Obstruction, Greengrocery, Burger Vans and Demonstrations

An article written by Nicholas Hancox

Everybody knows that a greengrocer is obstructing the public highway when he places a box of cabbages for sale on the footway outside his shop. (Wolverton UDC v Willis [1962] 1 All ER 243 and many other cases) Everybody knows that a publican is obstructing the public highway when she places an A-framed board on the footway advertising her Happy Hour. And everybody knows that the driver of a hot food van is obstructing the public highway when she or he lurches to a halt at the kerbside in order to sell their apparently irresistible foodstuffs. But times are changing and what used to be a clear case of unlawful obstruction (under section 137 of the Highways Act 1980 or (the sadly much overlooked) section 28 of the Town Police Clauses Act 1847) is now increasingly seen as a perfectly legitimate use of the public highway.

To be fair, there never was a law that said you have to be in a state of constant motion, when exercising your right to pass and re-pass along (or across) the King's or the Queen's highway. "The King's Highway", said Chief Justice Ellenborough in R v Cross (1812) 3 Camp 224, "is not to be used as a stable yard. A stage coach.. ." (Remember those?) "...may set down or take up passengers in the street, this being necessary for public convenience, but it must be done in reasonable time and private premises must be procured for the coach to stop in during the interval between the end of one journey and the commencement of another." The right to pass and re-pass always included the right to stop and have lunch ( Rodgers v Ministry of Transport [1952] 1 All ER 634) and, since 1999 at least, the right to conduct some protest demonstrations on the highway. (DPP v Jones [1999] 2 AC 240). But there has long been an uneasy relationship between the judges who want to keep the highways clear and those who see little harm in minor obstructions which, in their eyes, do no real harm.

So it was in the High Court on 25 March 2004, when Kennedy LJ and Goldring J heard an appeal (Scott v Mid-South Essex Justices and Keskin [2004] EWHC 1001 (Admin)) by way of 'case stated' from a decision of the Mid-South Essex Justices. You can tell there is something funny going on, when a private individual brings a prosecution for obstruction of the highway and such was the case in Mid-South Essex. Mr Scott, the appellant, was miffed by Mr Keskin, the Interested Party and the police and the local Council would do nothing about it. Mr Keskin was the proprietor of the Cosmos Takeaway, an enterprise selling burgers and kebabs to the hungry of Mid-South Essex. No harm so far, but the Cosmos Takeaway had its premises on the tarmac of Bramston Way in Laindon and this was, and is, a public highway. The Cosmos Takeaway was a hot food van. More precisely, the Cosmos Takeaway was a series of hot food vans, the second much larger than the first. The enterprising Mr Keskin parked his van in Bramston Way every night and distributed advertising flyers amongst the good people of Mid-South Essex, encouraging them to wend their way to Laindon and sample his burgers and kebabs. This, by all accounts, they duly did and the Cosmos Takeaway was a great success.

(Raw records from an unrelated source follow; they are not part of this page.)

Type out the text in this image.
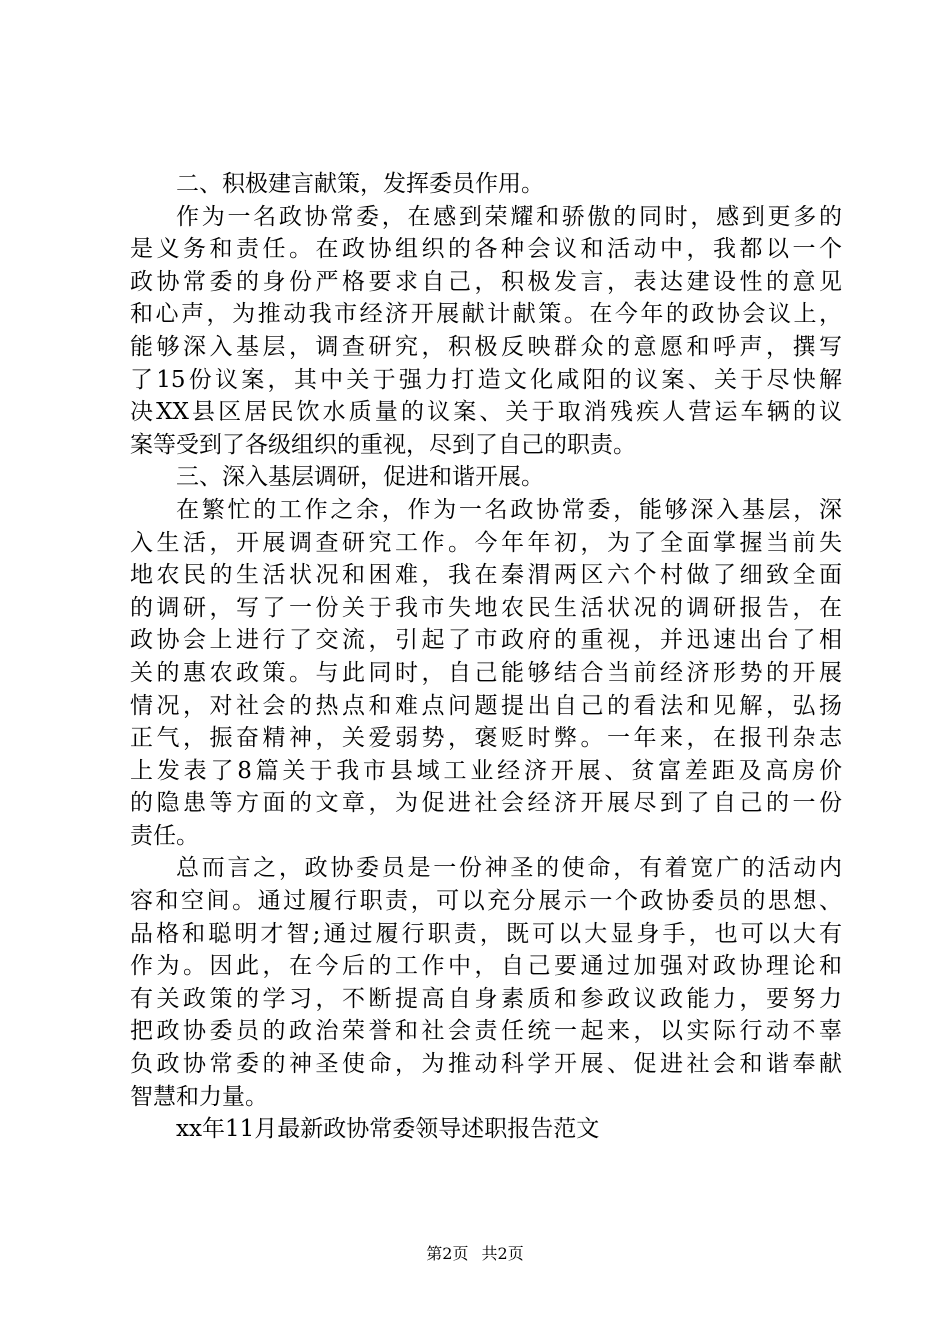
二、积极建言献策，发挥委员作用。
作为一名政协常委，在感到荣耀和骄傲的同时，感到更多的
是义务和责任。在政协组织的各种会议和活动中，我都以一个
政协常委的身份严格要求自己，积极发言，表达建设性的意见
和心声，为推动我市经济开展献计献策。在今年的政协会议上，
能够深入基层，调查研究，积极反映群众的意愿和呼声，撰写
了15份议案，其中关于强力打造文化咸阳的议案、关于尽快解
决XX县区居民饮水质量的议案、关于取消残疾人营运车辆的议
案等受到了各级组织的重视，尽到了自己的职责。
三、深入基层调研，促进和谐开展。
在繁忙的工作之余，作为一名政协常委，能够深入基层，深
入生活，开展调查研究工作。今年年初，为了全面掌握当前失
地农民的生活状况和困难，我在秦渭两区六个村做了细致全面
的调研，写了一份关于我市失地农民生活状况的调研报告，在
政协会上进行了交流，引起了市政府的重视，并迅速出台了相
关的惠农政策。与此同时，自己能够结合当前经济形势的开展
情况，对社会的热点和难点问题提出自己的看法和见解，弘扬
正气，振奋精神，关爱弱势，褒贬时弊。一年来，在报刊杂志
上发表了8篇关于我市县域工业经济开展、贫富差距及高房价
的隐患等方面的文章，为促进社会经济开展尽到了自己的一份
责任。
总而言之，政协委员是一份神圣的使命，有着宽广的活动内
容和空间。通过履行职责，可以充分展示一个政协委员的思想、
品格和聪明才智;通过履行职责，既可以大显身手，也可以大有
作为。因此，在今后的工作中，自己要通过加强对政协理论和
有关政策的学习，不断提高自身素质和参政议政能力，要努力
把政协委员的政治荣誉和社会责任统一起来，以实际行动不辜
负政协常委的神圣使命，为推动科学开展、促进社会和谐奉献
智慧和力量。
xx年11月最新政协常委领导述职报告范文
第2页 共2页
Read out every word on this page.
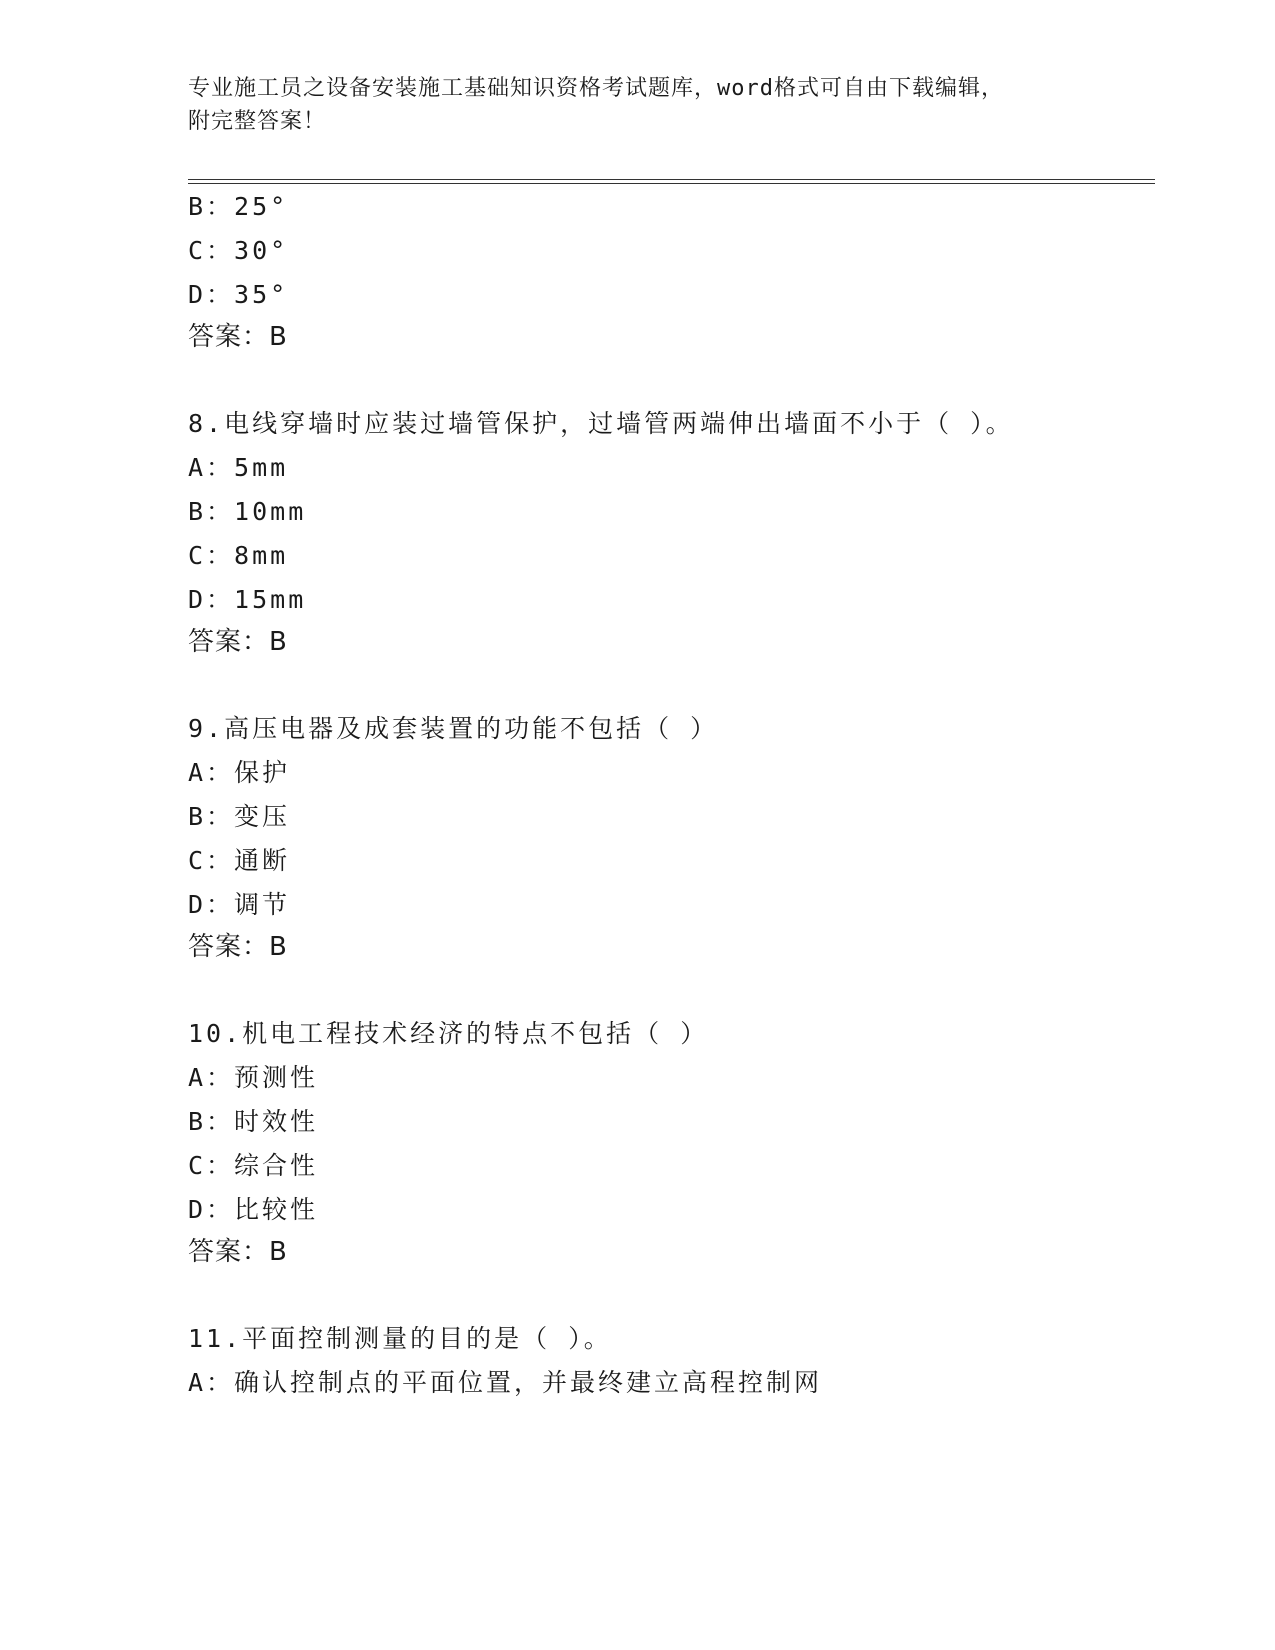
专业施工员之设备安装施工基础知识资格考试题库，word格式可自由下载编辑，
附完整答案！
B：25°
C：30°
D：35°
答案：B
8.电线穿墙时应装过墙管保护，过墙管两端伸出墙面不小于（ ）。
A：5mm
B：10mm
C：8mm
D：15mm
答案：B
9.高压电器及成套装置的功能不包括（ ）
A：保护
B：变压
C：通断
D：调节
答案：B
10.机电工程技术经济的特点不包括（ ）
A：预测性
B：时效性
C：综合性
D：比较性
答案：B
11.平面控制测量的目的是（ ）。
A：确认控制点的平面位置，并最终建立高程控制网
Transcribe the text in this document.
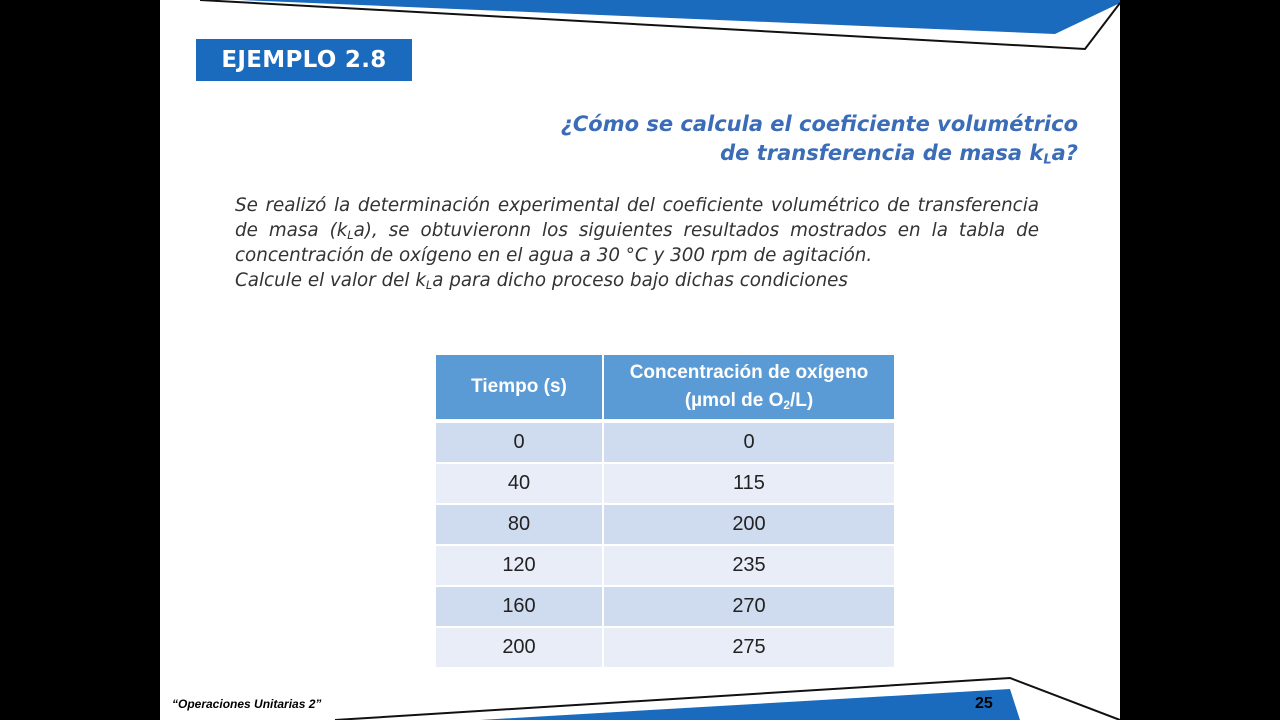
EJEMPLO 2.8
¿Cómo se calcula el coeficiente volumétrico
de transferencia de masa $k_La$?

Se realizó la determinación experimental del coeficiente volumétrico de transferencia de masa $(k_La)$, se obtuvieronn los siguientes resultados mostrados en la tabla de concentración de oxígeno en el agua a 30 °C y 300 rpm de agitación.

Calcule el valor del $k_La$ para dicho proceso bajo dichas condiciones

Tiempo (s)	Concentración de oxígeno
(µmol de $O_2/L$)

0	0
40	115
80	200
120	235
160	270
200	275
“Operaciones Unitarias 2”	25
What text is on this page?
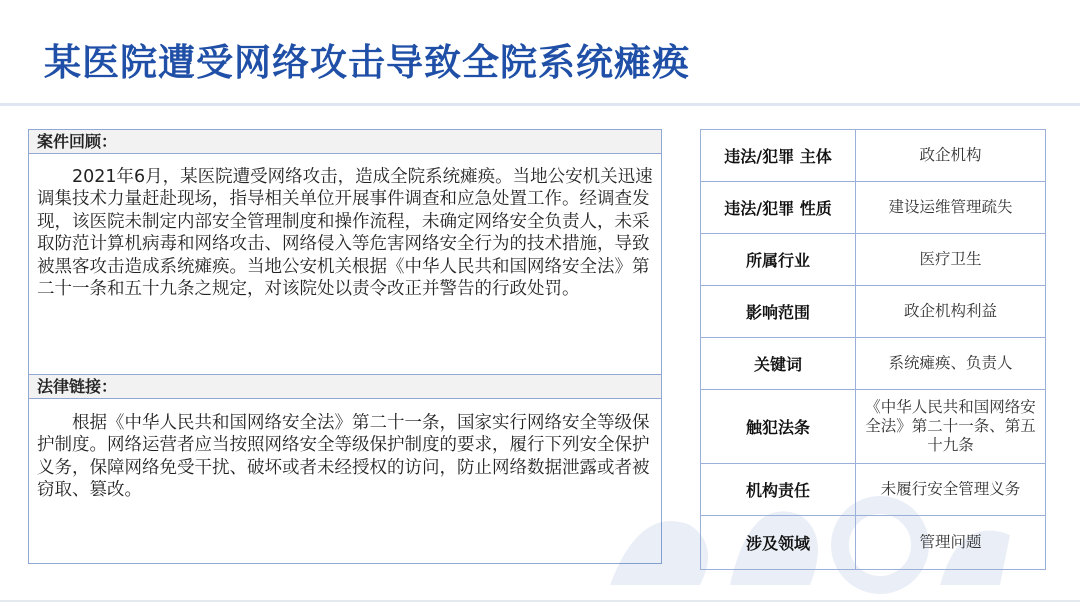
某医院遭受网络攻击导致全院系统瘫痪
案件回顾：

2021年6月，某医院遭受网络攻击，造成全院系统瘫痪。当地公安机关迅速调集技术力量赶赴现场，指导相关单位开展事件调查和应急处置工作。经调查发现，该医院未制定内部安全管理制度和操作流程，未确定网络安全负责人，未采取防范计算机病毒和网络攻击、网络侵入等危害网络安全行为的技术措施，导致被黑客攻击造成系统瘫痪。当地公安机关根据《中华人民共和国网络安全法》第二十一条和五十九条之规定，对该院处以责令改正并警告的行政处罚。

法律链接：

根据《中华人民共和国网络安全法》第二十一条，国家实行网络安全等级保护制度。网络运营者应当按照网络安全等级保护制度的要求，履行下列安全保护义务，保障网络免受干扰、破坏或者未经授权的访问，防止网络数据泄露或者被窃取、篡改。

违法/犯罪 主体	政企机构
违法/犯罪 性质	建设运维管理疏失
所属行业	医疗卫生
影响范围	政企机构利益
关键词	系统瘫痪、负责人
触犯法条	《中华人民共和国网络安全法》第二十一条、第五十九条
机构责任	未履行安全管理义务
涉及领域	管理问题
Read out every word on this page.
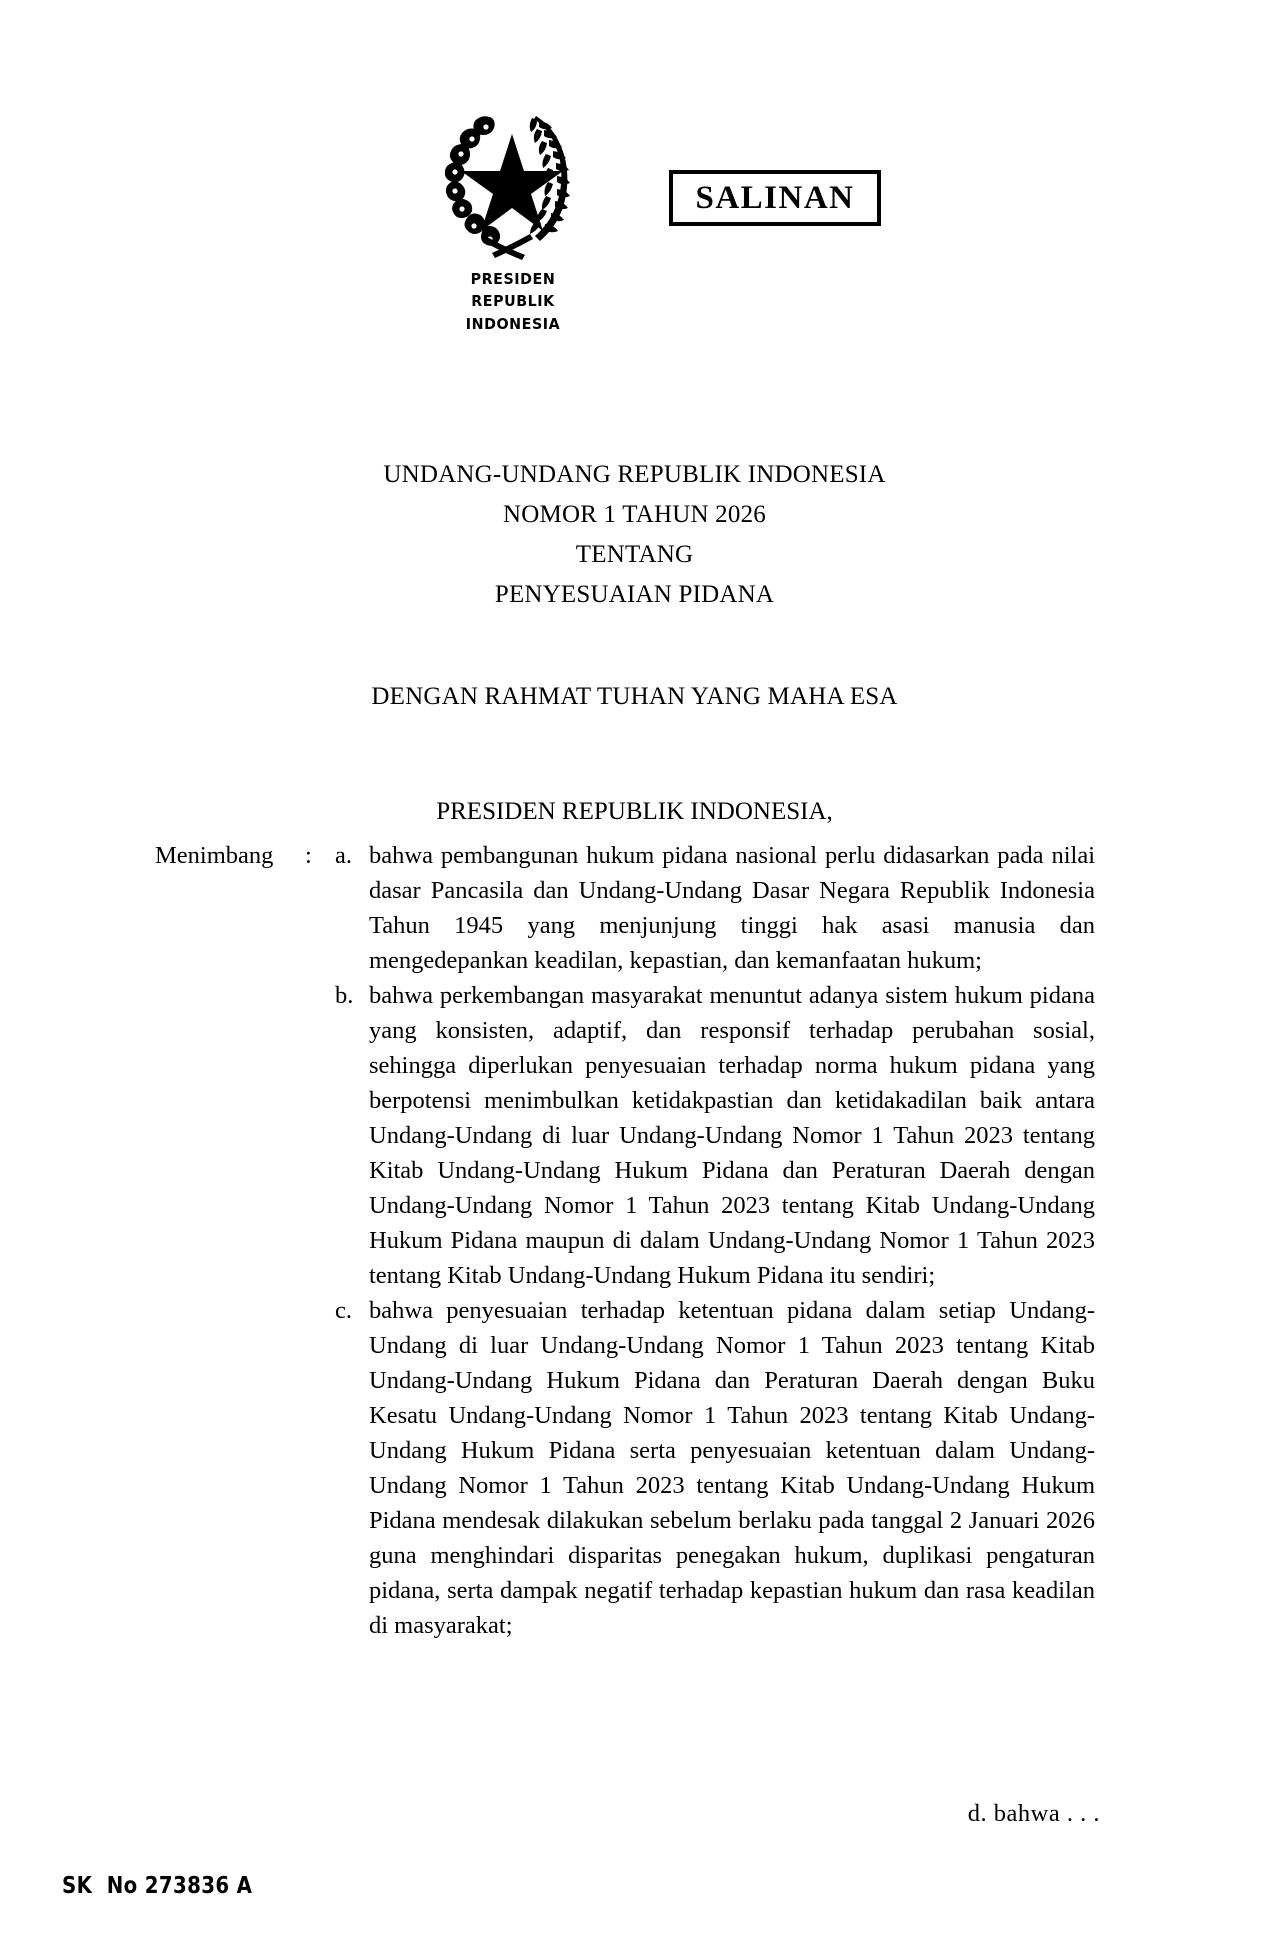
SALINAN
PRESIDEN
REPUBLIK INDONESIA
UNDANG-UNDANG REPUBLIK INDONESIA
NOMOR 1 TAHUN 2026
TENTANG
PENYESUAIAN PIDANA
DENGAN RAHMAT TUHAN YANG MAHA ESA
PRESIDEN REPUBLIK INDONESIA,
Menimbang	: a. bahwa pembangunan hukum pidana nasional perlu didasarkan pada nilai dasar Pancasila dan Undang-Undang Dasar Negara Republik Indonesia Tahun 1945 yang menjunjung tinggi hak asasi manusia dan mengedepankan keadilan, kepastian, dan kemanfaatan hukum;
b. bahwa perkembangan masyarakat menuntut adanya sistem hukum pidana yang konsisten, adaptif, dan responsif terhadap perubahan sosial, sehingga diperlukan penyesuaian terhadap norma hukum pidana yang berpotensi menimbulkan ketidakpastian dan ketidakadilan baik antara Undang-Undang di luar Undang-Undang Nomor 1 Tahun 2023 tentang Kitab Undang-Undang Hukum Pidana dan Peraturan Daerah dengan Undang-Undang Nomor 1 Tahun 2023 tentang Kitab Undang-Undang Hukum Pidana maupun di dalam Undang-Undang Nomor 1 Tahun 2023 tentang Kitab Undang-Undang Hukum Pidana itu sendiri;
c. bahwa penyesuaian terhadap ketentuan pidana dalam setiap Undang-Undang di luar Undang-Undang Nomor 1 Tahun 2023 tentang Kitab Undang-Undang Hukum Pidana dan Peraturan Daerah dengan Buku Kesatu Undang-Undang Nomor 1 Tahun 2023 tentang Kitab Undang-Undang Hukum Pidana serta penyesuaian ketentuan dalam Undang-Undang Nomor 1 Tahun 2023 tentang Kitab Undang-Undang Hukum Pidana mendesak dilakukan sebelum berlaku pada tanggal 2 Januari 2026 guna menghindari disparitas penegakan hukum, duplikasi pengaturan pidana, serta dampak negatif terhadap kepastian hukum dan rasa keadilan di masyarakat;
d. bahwa . . .
SK  No 273836 A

The Cosmos Takeaway, parked overnight in Bramston Way, and surrounded by tables, chairs, flashing lights and a dustbin, was also clearly an obstruction of the public highway. Mr Scott was miffed and Mr Keskin was prosecuted. The local beaks threw the case out. "Yes", they said in their Case Stated, " Mr Keskin was obstructing the highway, but he was not obstructing the highway unreasonably and we must follow the cases of Nagy v Weston [1965] 1 All ER 78 and (in the House of Lords) DPP v Jones." Deciding the appeal, Goldring J (with whom Kennedy LJ agreed) said that DPP v Jones had changed the law. Only an unreasonable obstruction is now unlawful. It was up the Magistrates to decide, on the facts, whether Mr Keskin's Cosmos Takeaway was, or was not, an unreasonable obstruction of Bramston Way. They thought it was not an unreasonable obstruction and their view was 'within the range of permissible views on the subject'. The Appeal was dismissed and the failure of the prosecutions was confirmed.

So, has the law changed or has it not?

It was ever the case, that a traveller was entitled to stop on the King's Highway for so long as was necessary for the purposes of his journey. Having a lunch break, resting and feeding the horses, mending punctures and dealing with fellow-travellers who crash into you are all, it is submitted, perfectly lawful at Common Law. The right to pass and re-pass extends to all those. Now however, the traveller may also stop and demonstrate, stop and sell burgers, and indeed stop and indulge in any other reasonable activity. The test now is this: Is the obstruction reasonable or unreasonable? And in many ways, 'twas ever thus.